Triste tigre, écrire l'inceste
Triste tigre
Neige Sinno
Un récit exceptionnel.
Neige Sinno décortique l’inceste.
Elle ne raconte pas seulement les années d’horreur, elle parle aussi de l’après avec une justesse et une finesse d’analyse du début à la fin.
Ce faisant, elle réfléchit à ce qui fait traumatisme, et en même temps à ce qui permet à la littérature de s’écrire parce que comme disait Deleuze "on n’écrit pas avec ses névroses".
Ce triste tigre (magnifique appellation du violeur, et un titre qui s’impose par sa clairvoyance), elle l’a tellement observé dans son quotidien qu’elle le connaît par cœur.
"Son crime fait de tout le reste de son existence une aberration, il empêche de la lire sous le prisme de la dignité ou d’une quelconque qualité morale."
Des décennies après les abus, l’autrice a le courage de tenter de comprendre les ressorts psychiques de tels passages à l’acte, c’est-à-dire la "soupape psychique" que constitue le viol pour prévenir un effondrement du sujet. Et elle ? Si elle passait à l’acte sur sa fille ? Elle connaît le mode d’emploi. Elle sait à quel point un enfant est vulnérable. Elle se déteste de penser cela mais ne peut pas faire autrement.
La pertinence et l’originalité de ce récit tient à la volonté de Neige Sinno de ne pas s’arrêter aux actes. Et elle après ? Comment a-t-elle fait ? Qu’est-elle devenue ? Comment a-t-elle fait pour transmettre son histoire à sa fille ?
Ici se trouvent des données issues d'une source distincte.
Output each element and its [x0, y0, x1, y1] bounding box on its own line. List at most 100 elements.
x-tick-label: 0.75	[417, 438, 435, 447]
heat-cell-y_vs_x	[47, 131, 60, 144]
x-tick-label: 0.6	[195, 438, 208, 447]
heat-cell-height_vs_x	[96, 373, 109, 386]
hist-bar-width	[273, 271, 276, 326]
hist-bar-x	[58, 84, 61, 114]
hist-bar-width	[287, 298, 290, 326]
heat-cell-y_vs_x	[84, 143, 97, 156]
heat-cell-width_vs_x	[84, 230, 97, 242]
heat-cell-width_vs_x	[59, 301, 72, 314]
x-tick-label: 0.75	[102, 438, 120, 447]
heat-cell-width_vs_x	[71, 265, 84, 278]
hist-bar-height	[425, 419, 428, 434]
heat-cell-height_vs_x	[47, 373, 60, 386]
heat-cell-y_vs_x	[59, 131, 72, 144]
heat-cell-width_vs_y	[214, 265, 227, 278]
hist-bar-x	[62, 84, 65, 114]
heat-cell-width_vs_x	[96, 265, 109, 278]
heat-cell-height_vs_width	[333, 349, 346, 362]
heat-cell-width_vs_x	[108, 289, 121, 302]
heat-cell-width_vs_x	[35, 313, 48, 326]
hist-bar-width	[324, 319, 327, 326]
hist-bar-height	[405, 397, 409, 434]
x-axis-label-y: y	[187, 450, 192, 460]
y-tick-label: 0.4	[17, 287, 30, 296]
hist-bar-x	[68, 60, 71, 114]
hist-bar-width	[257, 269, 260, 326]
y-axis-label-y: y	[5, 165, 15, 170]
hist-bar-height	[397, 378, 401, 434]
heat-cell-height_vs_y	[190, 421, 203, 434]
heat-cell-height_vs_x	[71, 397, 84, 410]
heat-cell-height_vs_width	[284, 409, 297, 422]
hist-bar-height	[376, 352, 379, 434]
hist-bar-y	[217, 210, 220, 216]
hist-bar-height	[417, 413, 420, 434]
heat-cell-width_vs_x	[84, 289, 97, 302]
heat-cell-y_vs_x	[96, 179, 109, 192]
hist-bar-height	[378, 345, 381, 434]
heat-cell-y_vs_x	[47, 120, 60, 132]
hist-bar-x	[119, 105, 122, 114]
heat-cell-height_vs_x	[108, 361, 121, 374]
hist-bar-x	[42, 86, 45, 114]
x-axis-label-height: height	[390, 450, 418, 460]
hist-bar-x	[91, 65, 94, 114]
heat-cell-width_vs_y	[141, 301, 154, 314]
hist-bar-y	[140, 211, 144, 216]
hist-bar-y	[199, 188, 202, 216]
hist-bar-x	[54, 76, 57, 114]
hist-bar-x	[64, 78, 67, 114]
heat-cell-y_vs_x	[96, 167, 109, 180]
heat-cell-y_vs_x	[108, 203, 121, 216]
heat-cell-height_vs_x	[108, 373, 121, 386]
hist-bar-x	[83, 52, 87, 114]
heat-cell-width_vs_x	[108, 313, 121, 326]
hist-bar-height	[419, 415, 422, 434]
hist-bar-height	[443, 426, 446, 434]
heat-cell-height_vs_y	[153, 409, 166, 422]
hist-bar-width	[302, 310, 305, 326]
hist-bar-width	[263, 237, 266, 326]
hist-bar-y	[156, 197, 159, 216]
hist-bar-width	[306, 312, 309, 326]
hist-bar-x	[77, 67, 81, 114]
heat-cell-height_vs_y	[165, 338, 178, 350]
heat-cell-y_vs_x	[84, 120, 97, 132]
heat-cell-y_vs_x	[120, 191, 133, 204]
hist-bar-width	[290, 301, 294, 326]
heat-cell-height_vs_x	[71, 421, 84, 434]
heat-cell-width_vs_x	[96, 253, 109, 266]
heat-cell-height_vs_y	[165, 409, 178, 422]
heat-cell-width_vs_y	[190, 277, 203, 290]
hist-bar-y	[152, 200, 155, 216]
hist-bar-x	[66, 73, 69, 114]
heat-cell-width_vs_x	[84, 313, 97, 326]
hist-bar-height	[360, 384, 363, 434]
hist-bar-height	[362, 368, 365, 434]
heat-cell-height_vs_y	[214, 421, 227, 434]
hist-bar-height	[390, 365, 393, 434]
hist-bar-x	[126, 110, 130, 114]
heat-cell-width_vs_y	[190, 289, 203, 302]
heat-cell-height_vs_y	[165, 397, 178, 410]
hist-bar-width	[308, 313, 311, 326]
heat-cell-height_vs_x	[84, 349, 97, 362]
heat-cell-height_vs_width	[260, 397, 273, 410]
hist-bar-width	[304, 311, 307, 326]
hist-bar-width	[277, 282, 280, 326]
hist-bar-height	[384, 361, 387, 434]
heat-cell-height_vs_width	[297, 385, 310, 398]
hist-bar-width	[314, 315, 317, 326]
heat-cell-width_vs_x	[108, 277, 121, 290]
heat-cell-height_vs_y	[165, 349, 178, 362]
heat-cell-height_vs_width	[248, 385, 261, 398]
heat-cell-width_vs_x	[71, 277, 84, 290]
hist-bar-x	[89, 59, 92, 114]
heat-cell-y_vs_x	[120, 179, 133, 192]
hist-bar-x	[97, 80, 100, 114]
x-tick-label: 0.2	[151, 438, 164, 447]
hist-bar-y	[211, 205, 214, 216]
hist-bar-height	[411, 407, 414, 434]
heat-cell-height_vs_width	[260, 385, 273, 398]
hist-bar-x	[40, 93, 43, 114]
La puissance des pages 163 à 198 vient dire la vie dans son extrême banalité qui est faite d’angoisses massives, de maladie dévastatrice, de doutes perpétuels. Intitulé "Fantômes", ce deuxième chapitre se penche d'abord sur la question du trauma trente ans plus tard. Elle l'annonce d'emblée : "J'ai cru que j'étais libre." Elle comprend pourtant bien vite que l'ombre de son beau-père la poursuit toujours. La domination subie a été telle qu'elle ne s'arrête pas une fois sa vie d'adulte entamée et affecte sa vie entière non pas seulement dans sa sexualité mais aussi depuis la faculté de respirer jusqu'à celle de parler ou de se taire. Comme de nombreuses anciennes victimes, elle s'est vue incapable de développer des relations banales voire superficielles avec son entourage, tellement habituée à survivre dans l'intensité que la légèreté lui est inconnue. Neige Sinno n'oublie pas de décortiquer le rapport à son corps. Elle dit qu'elle est devenue un "Narcisse malade" incapable de comprendre l'attraction-répulsion que lui provoque la vue de son corps. Son courage, parce qu'elle sait qu'elle est courageuse va de pair avec une capacité de dissociation mais aussi avec une incapacité à apprendre par coeur et une résistance à la douleur qui la font ressembler à de nombreuses victimes. Pour tout dire, elle se contrôle. Un contrôle de chaque instant. "J'ai un comportement addictif mais je n'ai aucune addiction, je les maintiens sous un contrôle sévère et constant." Autrement dit, elle se surveille et a peur de mal agir. Combien de fois ai-je entendu en séances des anciennes victimes dire qu'elles étaient ou avaient peur d'être "toxiques" ou "manipulatrices" ? Cet extrait lumineux dans ses propos mais lourds par les thèmes qu'elle aborde s'achève par le cancer de l'ovaire qu'elle développe à 35 ans. Mais elle ne s'arrête pas à son hospitalisation, elle cherche aussi ce qu'en disent les médecines alternatives autant que les médecins et les neurosciences. Surprise ! Ils sont d'accord. Les maltraitantes infantiles ont des conséquences sur les vies d'adulte aussi, sur le plan de la santé mentale comme sur celui des pathologies somatiques. Les neurosciences viennent donner des scores à ce que les psychanalystes entendent dans leurs cabinets depuis des décennies.
Et maintenant qu'est-ce qui s'offre à Neige Sinno ? Reconstruction ? Résilience ? Rien de tout cela. L’inceste colore sont rapport au monde et elle sait qu’il en sera toujours ainsi dans sa vie. Même si elle a réussi à se construire une vie aux apparences tranquilles.